Separate planning from execution
Another factor in obtaining reproducible and reliable data is to ensure that your work is fully planned and verified before you begin. Yes, you can look up protocols on the fly or try to replace equipment if you realize a key machine is reserved a few minutes before you planned to use it, but even if you get data with these adaptations, a single mistake or shortcut can be fatal. uncertainty in the final results. I plan experiments from my desk, carefully adapt methods and print my own final protocols, then carry them out at my bench. Small improvisations can be impossible to remember and reproduce, and can lead to unpleasant surprises when you try to repeat the work later. Innocent shortcuts can also have unforeseen and unintended effects on science.
Learn to accept negative data
Finally, don’t let negative results keep you up at night: you can only control how you run the experiment, not what it tells you. Do your best, perform experiments with confidence, and share the results as honestly as possible.
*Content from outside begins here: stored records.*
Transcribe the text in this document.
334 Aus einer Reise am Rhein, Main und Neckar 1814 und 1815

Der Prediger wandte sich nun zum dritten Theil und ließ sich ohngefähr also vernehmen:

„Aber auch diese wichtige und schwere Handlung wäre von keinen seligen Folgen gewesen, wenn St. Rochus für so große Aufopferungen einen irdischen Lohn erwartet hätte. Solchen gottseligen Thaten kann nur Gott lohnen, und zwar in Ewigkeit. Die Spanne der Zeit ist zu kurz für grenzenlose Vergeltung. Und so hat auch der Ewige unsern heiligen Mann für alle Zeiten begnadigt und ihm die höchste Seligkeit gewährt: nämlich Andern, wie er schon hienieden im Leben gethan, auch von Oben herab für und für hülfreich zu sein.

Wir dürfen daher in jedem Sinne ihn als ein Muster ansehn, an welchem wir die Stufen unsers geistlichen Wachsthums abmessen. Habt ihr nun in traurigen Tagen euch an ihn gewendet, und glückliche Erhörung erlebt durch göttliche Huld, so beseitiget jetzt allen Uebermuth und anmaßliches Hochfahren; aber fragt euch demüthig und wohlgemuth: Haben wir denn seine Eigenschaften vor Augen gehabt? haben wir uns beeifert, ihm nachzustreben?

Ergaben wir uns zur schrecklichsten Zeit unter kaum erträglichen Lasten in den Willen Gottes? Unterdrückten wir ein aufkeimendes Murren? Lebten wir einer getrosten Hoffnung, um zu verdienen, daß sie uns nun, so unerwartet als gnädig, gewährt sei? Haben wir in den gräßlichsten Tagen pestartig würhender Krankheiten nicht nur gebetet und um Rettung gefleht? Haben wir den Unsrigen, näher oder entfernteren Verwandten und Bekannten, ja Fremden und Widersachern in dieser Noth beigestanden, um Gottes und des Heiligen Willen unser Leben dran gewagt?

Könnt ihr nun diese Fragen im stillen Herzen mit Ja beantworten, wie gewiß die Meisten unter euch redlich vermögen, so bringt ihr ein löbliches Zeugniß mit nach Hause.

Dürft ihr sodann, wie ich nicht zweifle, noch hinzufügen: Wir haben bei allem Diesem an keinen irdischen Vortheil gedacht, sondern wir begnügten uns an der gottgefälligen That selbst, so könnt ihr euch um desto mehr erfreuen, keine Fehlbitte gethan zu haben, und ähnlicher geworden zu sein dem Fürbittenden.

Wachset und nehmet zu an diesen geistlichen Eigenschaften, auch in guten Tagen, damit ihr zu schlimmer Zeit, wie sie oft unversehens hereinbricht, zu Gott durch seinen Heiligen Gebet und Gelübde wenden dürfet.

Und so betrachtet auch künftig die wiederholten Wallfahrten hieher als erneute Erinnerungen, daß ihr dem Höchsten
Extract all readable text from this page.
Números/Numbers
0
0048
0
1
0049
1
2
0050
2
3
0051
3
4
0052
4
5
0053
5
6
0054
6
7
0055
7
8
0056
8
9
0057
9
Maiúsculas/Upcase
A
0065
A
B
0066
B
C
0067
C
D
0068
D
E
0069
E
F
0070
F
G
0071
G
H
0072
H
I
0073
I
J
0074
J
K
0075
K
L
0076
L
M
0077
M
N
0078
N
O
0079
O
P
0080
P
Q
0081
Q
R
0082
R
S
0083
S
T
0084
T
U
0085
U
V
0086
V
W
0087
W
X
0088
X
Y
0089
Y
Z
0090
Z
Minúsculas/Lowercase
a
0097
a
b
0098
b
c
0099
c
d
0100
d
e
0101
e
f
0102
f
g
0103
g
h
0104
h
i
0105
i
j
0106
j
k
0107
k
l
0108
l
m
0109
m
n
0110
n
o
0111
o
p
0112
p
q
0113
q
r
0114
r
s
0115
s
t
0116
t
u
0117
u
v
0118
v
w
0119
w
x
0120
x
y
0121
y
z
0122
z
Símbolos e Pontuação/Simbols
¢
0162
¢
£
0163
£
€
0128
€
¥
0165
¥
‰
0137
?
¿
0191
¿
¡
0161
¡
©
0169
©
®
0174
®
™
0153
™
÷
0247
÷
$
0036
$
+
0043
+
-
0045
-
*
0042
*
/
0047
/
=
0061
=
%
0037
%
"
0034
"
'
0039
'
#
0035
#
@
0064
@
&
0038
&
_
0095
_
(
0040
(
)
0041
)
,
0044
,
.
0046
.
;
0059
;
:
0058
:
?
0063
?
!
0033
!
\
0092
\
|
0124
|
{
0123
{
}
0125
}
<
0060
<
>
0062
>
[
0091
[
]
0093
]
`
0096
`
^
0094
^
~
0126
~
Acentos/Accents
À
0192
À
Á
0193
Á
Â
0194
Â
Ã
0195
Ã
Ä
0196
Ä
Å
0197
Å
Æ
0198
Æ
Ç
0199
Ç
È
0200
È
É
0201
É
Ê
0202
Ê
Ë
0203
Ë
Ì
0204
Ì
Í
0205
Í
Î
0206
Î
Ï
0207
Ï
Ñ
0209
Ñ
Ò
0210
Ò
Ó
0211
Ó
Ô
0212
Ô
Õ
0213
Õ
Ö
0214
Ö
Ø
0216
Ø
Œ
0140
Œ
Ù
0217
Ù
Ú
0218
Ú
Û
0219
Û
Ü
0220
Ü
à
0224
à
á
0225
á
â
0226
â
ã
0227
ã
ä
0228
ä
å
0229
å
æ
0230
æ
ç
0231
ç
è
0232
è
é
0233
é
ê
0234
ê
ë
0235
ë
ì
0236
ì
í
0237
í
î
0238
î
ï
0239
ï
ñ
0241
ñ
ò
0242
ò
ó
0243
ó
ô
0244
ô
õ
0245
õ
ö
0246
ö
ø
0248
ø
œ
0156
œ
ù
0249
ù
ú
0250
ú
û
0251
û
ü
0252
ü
I was once told to imagine myself as an agnostic intermediary between science and my advisor; I can only report the findings that I observe, even if we would both prefer the data to be different.
Although in research it is crucial not to completely trust your data until it has been triple-proven and peer-reviewed, we must nevertheless gain some operational confidence in our methods and results. Otherwise, paralyzed by doubt, we would never bring any new research into the world.
This is an article from the Nature Careers Community, a place for Nature readers to share their professional experiences and advice. Guest posts are encouraged.
Competing interests
The author declares no competing interests.